La science est aussi victime du mode de fonctionnement qu'on lui impose à l'image de la société avec ses exigences d'efficacité, de rentabilité et de retour sur investissement. L'auteure en fait mention bien entendu et observe les même biais que l'on voie dans les autres couches de la société. On en observe particulièrement les effets délétères dans l'évaluation et ses indicateurs. J'ai souvent constaté que la définition d'un indicateur d'évaluation, aussi pertinent soit-il, est toujours dévoyée car les enjeux sont trop importants. Prenons deux exemples illustratifs, une étude a montré que l'indicateur de citation des articles scientifiques à amener la communauté scientifiques italiennes a ce citer les uns les autres sans pertinence pour atteindre leurs objectifs ; le classement de Shanghai des universités a amené la France à fusionner ses universités pour soudainement débouler dans le haut du classement. Finalement les indicateurs perdent leurs pertinences et provoquent des phénomènes d'adaptation qui rend encore plus obscure le fonctionnement de ce que l'on veut observer.

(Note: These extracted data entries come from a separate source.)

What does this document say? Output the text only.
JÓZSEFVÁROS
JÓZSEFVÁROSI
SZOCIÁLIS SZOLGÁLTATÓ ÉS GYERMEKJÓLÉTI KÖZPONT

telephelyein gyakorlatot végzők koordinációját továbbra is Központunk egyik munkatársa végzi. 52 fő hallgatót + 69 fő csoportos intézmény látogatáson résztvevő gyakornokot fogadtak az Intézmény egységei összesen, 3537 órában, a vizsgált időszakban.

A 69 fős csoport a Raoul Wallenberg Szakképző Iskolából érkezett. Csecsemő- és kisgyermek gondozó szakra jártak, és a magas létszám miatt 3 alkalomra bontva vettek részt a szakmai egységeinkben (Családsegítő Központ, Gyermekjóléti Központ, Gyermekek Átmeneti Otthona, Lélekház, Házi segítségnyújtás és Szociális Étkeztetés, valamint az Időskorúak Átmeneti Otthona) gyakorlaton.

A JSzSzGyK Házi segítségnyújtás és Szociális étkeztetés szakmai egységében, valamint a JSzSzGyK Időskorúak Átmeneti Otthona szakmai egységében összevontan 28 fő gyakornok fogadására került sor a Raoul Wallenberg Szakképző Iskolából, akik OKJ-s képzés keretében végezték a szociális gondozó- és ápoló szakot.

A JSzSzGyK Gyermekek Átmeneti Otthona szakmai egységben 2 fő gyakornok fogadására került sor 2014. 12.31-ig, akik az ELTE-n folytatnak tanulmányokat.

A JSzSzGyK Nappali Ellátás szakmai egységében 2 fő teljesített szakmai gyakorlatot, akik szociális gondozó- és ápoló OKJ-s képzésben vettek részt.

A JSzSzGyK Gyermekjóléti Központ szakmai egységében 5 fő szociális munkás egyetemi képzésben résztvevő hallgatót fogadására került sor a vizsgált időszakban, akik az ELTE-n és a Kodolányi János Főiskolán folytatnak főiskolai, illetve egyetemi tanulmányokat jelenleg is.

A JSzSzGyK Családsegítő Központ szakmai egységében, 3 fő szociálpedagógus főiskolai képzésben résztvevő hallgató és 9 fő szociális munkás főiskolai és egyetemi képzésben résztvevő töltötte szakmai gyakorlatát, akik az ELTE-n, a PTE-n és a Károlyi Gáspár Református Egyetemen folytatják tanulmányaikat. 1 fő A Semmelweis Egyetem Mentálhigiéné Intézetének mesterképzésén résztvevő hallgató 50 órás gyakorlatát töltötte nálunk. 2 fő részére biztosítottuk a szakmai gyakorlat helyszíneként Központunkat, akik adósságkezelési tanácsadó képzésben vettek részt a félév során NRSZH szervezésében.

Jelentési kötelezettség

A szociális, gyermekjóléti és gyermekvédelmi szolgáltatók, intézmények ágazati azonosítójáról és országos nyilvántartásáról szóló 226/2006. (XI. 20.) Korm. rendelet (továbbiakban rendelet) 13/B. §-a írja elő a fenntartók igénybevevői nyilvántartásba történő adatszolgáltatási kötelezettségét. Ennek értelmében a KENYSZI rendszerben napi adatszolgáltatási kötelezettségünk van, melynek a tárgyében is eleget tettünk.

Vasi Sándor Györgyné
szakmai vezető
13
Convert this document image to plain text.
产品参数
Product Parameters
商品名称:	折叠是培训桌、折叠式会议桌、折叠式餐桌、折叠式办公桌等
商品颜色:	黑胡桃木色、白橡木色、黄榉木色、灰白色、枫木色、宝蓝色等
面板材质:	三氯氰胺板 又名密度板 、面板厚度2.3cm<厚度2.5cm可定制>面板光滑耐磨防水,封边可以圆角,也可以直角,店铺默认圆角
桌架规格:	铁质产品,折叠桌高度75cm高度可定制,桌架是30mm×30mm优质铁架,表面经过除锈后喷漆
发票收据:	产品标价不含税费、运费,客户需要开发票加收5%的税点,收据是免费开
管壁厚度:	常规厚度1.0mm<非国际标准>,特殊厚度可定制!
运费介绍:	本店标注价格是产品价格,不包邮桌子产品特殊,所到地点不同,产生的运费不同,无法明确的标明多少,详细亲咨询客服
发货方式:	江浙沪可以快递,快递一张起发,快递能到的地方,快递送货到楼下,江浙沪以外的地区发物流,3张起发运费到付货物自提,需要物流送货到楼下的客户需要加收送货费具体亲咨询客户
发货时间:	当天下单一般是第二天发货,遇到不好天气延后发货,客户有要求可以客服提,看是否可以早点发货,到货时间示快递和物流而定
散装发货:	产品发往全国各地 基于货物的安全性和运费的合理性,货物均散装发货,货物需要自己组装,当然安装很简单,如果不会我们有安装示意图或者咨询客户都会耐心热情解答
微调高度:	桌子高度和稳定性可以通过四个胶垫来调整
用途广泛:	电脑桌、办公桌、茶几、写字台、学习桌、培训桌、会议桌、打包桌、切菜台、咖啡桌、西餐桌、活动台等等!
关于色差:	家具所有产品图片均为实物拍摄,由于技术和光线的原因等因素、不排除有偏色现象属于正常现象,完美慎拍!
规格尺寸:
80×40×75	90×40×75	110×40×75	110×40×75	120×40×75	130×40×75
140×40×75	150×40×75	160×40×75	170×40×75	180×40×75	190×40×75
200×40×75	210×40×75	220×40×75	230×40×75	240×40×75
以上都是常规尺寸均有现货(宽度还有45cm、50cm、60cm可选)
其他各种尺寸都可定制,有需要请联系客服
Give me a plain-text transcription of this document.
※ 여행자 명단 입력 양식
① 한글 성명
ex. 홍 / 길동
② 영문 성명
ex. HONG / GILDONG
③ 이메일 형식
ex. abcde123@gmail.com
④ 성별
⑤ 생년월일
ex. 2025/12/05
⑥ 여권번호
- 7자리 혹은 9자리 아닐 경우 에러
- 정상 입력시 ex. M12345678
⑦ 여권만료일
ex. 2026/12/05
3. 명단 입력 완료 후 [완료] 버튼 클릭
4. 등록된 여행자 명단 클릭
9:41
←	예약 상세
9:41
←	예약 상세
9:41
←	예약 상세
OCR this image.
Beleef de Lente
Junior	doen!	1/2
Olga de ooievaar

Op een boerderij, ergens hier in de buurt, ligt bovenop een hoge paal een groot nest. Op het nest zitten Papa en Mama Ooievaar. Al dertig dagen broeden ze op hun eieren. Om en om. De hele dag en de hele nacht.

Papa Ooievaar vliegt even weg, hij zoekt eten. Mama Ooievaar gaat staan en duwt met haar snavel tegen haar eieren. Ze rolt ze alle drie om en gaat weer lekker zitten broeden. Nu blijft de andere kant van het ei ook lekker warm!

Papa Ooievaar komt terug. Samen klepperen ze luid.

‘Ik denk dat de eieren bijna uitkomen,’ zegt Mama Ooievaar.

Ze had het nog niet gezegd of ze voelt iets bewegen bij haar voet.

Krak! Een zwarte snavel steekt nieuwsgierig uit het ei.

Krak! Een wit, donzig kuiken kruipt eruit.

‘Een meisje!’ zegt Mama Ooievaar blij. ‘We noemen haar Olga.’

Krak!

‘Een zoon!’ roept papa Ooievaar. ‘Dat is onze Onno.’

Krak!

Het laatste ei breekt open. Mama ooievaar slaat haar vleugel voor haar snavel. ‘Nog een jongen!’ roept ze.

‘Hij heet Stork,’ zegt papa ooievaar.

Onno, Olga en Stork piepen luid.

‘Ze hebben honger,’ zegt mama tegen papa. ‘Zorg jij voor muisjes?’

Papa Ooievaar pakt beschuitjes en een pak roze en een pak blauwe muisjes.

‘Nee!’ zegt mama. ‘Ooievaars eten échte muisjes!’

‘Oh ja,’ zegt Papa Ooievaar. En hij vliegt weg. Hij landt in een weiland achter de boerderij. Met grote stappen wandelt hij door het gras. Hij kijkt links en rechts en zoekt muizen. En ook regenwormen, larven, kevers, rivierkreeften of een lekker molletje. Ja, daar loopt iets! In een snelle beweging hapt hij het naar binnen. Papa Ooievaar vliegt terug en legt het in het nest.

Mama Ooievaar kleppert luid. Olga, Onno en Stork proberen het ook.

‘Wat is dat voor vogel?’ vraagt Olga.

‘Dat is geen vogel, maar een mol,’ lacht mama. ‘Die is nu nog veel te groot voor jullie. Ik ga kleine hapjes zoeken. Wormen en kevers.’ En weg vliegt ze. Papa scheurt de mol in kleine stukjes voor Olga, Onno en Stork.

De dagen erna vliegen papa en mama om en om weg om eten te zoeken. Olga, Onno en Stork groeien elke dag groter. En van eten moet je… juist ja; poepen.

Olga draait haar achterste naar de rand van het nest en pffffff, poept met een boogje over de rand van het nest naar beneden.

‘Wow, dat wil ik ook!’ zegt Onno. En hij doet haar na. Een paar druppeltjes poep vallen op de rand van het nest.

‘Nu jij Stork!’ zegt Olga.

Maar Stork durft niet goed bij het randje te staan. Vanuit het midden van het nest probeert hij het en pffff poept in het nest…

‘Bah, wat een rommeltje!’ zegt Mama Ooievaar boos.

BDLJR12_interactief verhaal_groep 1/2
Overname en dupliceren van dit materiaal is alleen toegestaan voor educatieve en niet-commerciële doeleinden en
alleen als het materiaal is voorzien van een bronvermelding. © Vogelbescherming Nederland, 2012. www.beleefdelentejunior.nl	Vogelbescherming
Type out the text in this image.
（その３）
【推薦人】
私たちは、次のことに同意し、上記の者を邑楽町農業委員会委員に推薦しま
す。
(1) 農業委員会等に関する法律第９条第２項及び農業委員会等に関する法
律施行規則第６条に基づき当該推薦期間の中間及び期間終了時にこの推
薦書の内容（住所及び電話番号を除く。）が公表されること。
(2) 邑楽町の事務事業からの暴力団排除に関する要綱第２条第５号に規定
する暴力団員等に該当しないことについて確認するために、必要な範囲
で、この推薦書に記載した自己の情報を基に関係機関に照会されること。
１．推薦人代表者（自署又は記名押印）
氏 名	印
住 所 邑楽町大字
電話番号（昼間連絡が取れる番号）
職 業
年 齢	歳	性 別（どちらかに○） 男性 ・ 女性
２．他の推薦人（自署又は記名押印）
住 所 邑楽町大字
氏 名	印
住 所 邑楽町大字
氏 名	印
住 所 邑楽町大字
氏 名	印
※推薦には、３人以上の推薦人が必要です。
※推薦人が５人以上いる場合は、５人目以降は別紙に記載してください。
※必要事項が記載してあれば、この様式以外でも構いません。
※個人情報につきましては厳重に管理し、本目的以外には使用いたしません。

La science ne peut pas être rentable, elle ne peut pas être efficace non plus (comme la santé ou la sécurité d'ailleurs). C'est une quête gratuite et non dirigée, avec d'éventuelles surprises au bout. Vouloir la faire plier à des objectifs de maximisation des « gains », fussent-ils épistémologiques, un « capitalisme » des savoirs, c'est la dévoyer et la rendre justement inefficace dans ces buts : car comme l'a montré l'auteure elle ne produira plus que ce qu'elle a déjà produit.
Il est peut-être temps de protéger la science de certains travers des scientifiques et de certaines exigences hors de propos de la société. Et pour les simples citoyens d'être mieux former en science, encore plus de la méthode scientifique et d'être activement curieux de ce que disent les scientifiques.